Usually, one – third of total body platelets reside within the spleen, even though the spleen receives only 5% of cardiac output. This discrepancy results because the splenic transit time of a platelet averages 20 minutes, as opposed to ∼ 1 minute for a platelet to return to the heart after passing through other organs. In hypersplenism, the proportion of platelets within the spleen can far exceed one – third (as high as ∼ 90%).

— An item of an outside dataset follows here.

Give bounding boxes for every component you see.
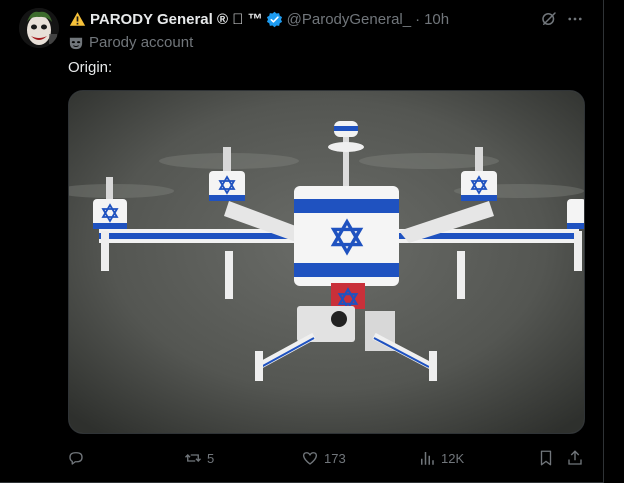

Clinical features include splenomegaly and usually mild – to – moderate pancytopenia. The normal spleen is ∼ 11 cm in length, but the spleen usually needs to be enlarged by at least 2 or 3 cm to be palpable, and thus diagnosis is most reliably made through imaging studies (e.g., ultrasound). Often, the degree of anemia is not as marked as neutropenia and thrombocytopenia. Especially severe thrombocytopenia can indicate advanced cirrhosis (with reduced thrombopoietin levels) and/or hyperfibrinolysis.
Etiology of hypersplenism in North America usually reflects primary hepatic disease (alcoholic cirrhosis, chronic viral hepatitis, etc.), whereas in some parts of the world other factors are common (e.g., schistosomiasis). Causes of hypersplenism include congestive splenomegaly (Banti’s syndrome), splenic vein thrombosis, Felty’s syndrome associated with rheumatoid arthritis, myeloproliferative or myelodysplastic disorders, malaria, chronic myelogenous leukemia, kala azar (leishmaniasis).
Treatment is usually not required, as thrombocytopenia rarely reaches clinically important levels, and splenectomy is not without risk.